Toute révolution est un coup de dés (Every Revolution Is a Throw of the Dice). 1977. France. Written and directed by Jean-Marie Straub, Danièle Huillet. Based on “A Throw of the Dice Will Never Abolish Chance,” by Stéphane Mallarmé. With Huillet, Helmut Färber, Michel Delahaye, Georges Goldfayn, Manfred Blank, Marilù Parolini, Aksar Khaled, Andrea Spingler, Dominique Villain. In French; English subtitles. 10 min.

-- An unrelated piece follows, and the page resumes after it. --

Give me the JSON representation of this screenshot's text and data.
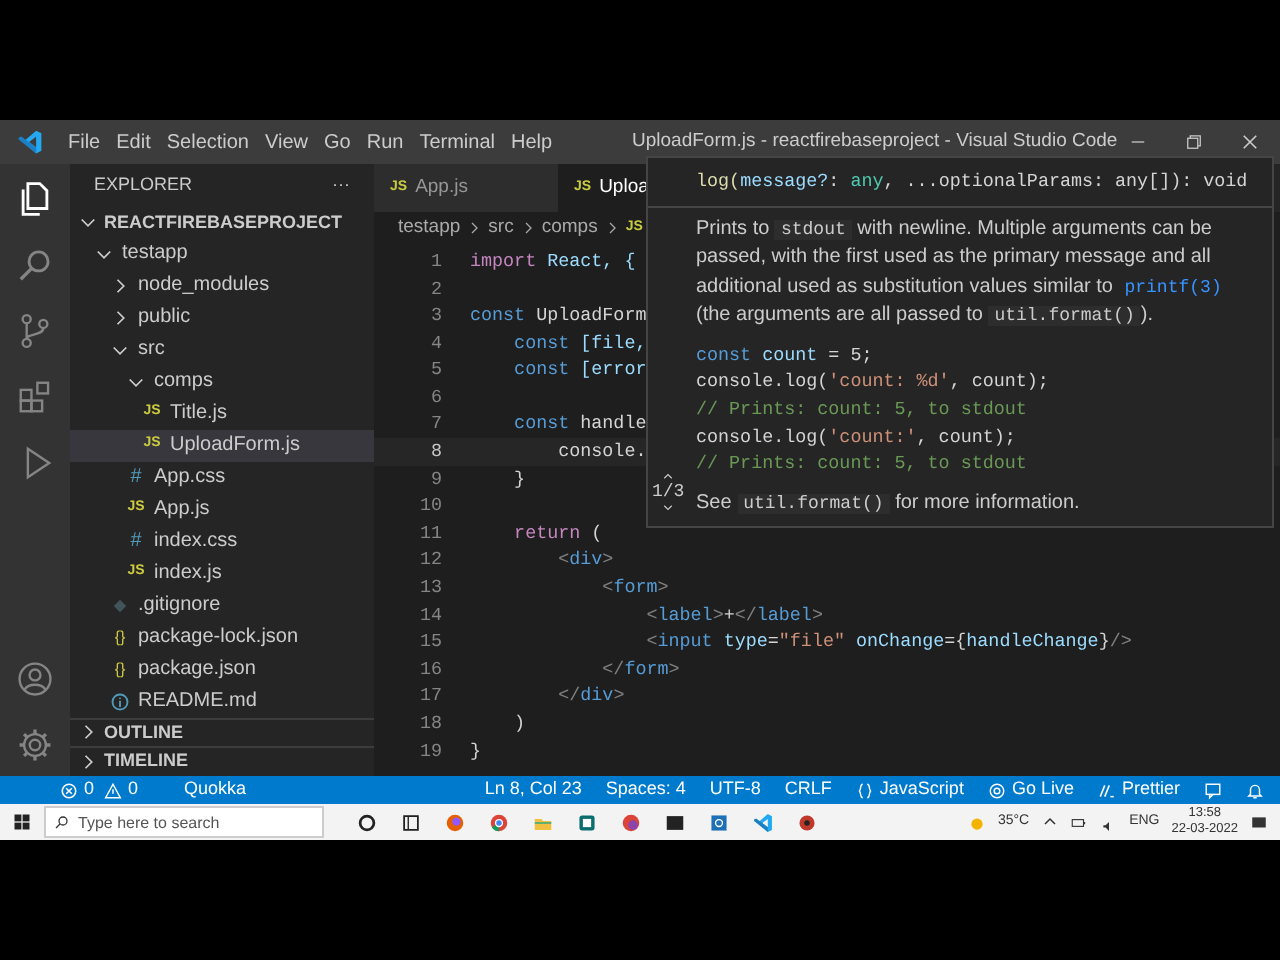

Straub and Huillet invited friends to recite Stéphane Mallarmé’s 1897 poem “A Throw of the Dice Will Never Abolish Chance,” with its radically modern use of free verse, in a park alongside the wall in Père Lachaise cemetery where the last 147 men and women of the Paris Commune were lined up and shot dead in 1871. It is not hard to understand why these ambitious filmmakers were drawn to Mallarme’s late-19th-century poem, which casts readers adrift in a sea of elusive meanings, a playfully and hermetically cubist constellation of words that can assume myriad visual, aural, and symbolic forms.

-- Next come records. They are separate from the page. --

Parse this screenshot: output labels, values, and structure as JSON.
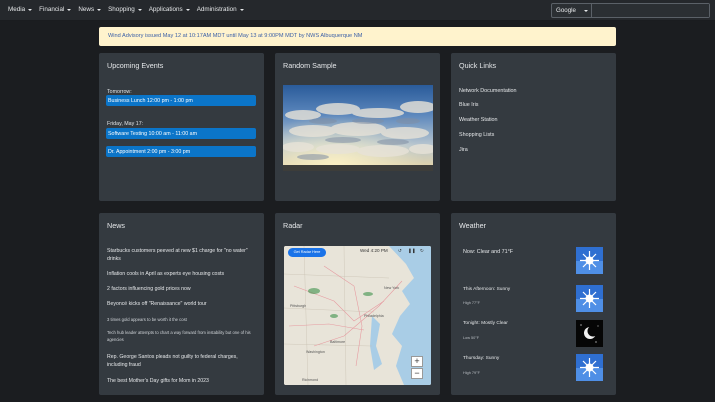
{
  "nav": {
    "items": [
      "Media",
      "Financial",
      "News",
      "Shopping",
      "Applications",
      "Administration"
    ],
    "search_engine": "Google",
    "search_placeholder": ""
  },
  "alert": {
    "text": "Wind Advisory issued May 12 at 10:17AM MDT until May 13 at 9:00PM MDT by NWS Albuquerque NM"
  },
  "events": {
    "title": "Upcoming Events",
    "groups": [
      {
        "day": "Tomorrow:",
        "items": [
          "Business Lunch 12:00 pm - 1:00 pm"
        ]
      },
      {
        "day": "Friday, May 17:",
        "items": [
          "Software Testing 10:00 am - 11:00 am",
          "Dr. Appointment 2:00 pm - 3:00 pm"
        ]
      }
    ]
  },
  "random": {
    "title": "Random Sample"
  },
  "quicklinks": {
    "title": "Quick Links",
    "items": [
      "Network Documentation",
      "Blue Iris",
      "Weather Station",
      "Shopping Lists",
      "Jira"
    ]
  },
  "news": {
    "title": "News",
    "items": [
      "Starbucks customers peeved at new $1 charge for \"no water\" drinks",
      "Inflation cools in April as experts eye housing costs",
      "2 factors influencing gold prices now",
      "Beyoncé kicks off \"Renaissance\" world tour",
      "3 times gold appears to be worth it the cost",
      "Tech hub leader attempts to chart a way forward from instability but one of his agencies",
      "Rep. George Santos pleads not guilty to federal charges, including fraud",
      "The best Mother's Day gifts for Mom in 2023"
    ]
  },
  "radar": {
    "title": "Radar",
    "button": "Get Radar Here",
    "timestamp": "Wed 4:20 PM",
    "zoom_in": "+",
    "zoom_out": "−",
    "places": [
      "Philadelphia",
      "Baltimore",
      "Washington",
      "New York",
      "Richmond",
      "Pittsburgh"
    ]
  },
  "weather": {
    "title": "Weather",
    "items": [
      {
        "title": "Now: Clear and 71°F",
        "sub": "",
        "icon": "clear-day-icon"
      },
      {
        "title": "This Afternoon: Sunny",
        "sub": "High 77°F",
        "icon": "sunny-icon"
      },
      {
        "title": "Tonight: Mostly Clear",
        "sub": "Low 50°F",
        "icon": "clear-night-icon"
      },
      {
        "title": "Thursday: Sunny",
        "sub": "High 79°F",
        "icon": "sunny-icon"
      }
    ]
  }
}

Fortini/Cani. 1976. Italy. Written and directed by Jean-Marie Straub, Danièle Huillet. Based on The Dogs of Sinai, by Franco Fortini. With Franco Lattes. In Italian; English subtitles. 83 min.
Franco Fortini, a Communist critic and writer of the Italian New Left, reads excerpts of his book The Dogs of Sinai, which condemns capitalism and the state of Israel in the aftermath of the Six Day War in 1967, while also reflecting on his own Jewish heritage. Cinematographer Renato Berta’s panoptic camera surveys the Italian landscape where partisans resisted German soldiers. Fortini/Cani is an elegiac and damning meditation on abuses of power and historical amnesia.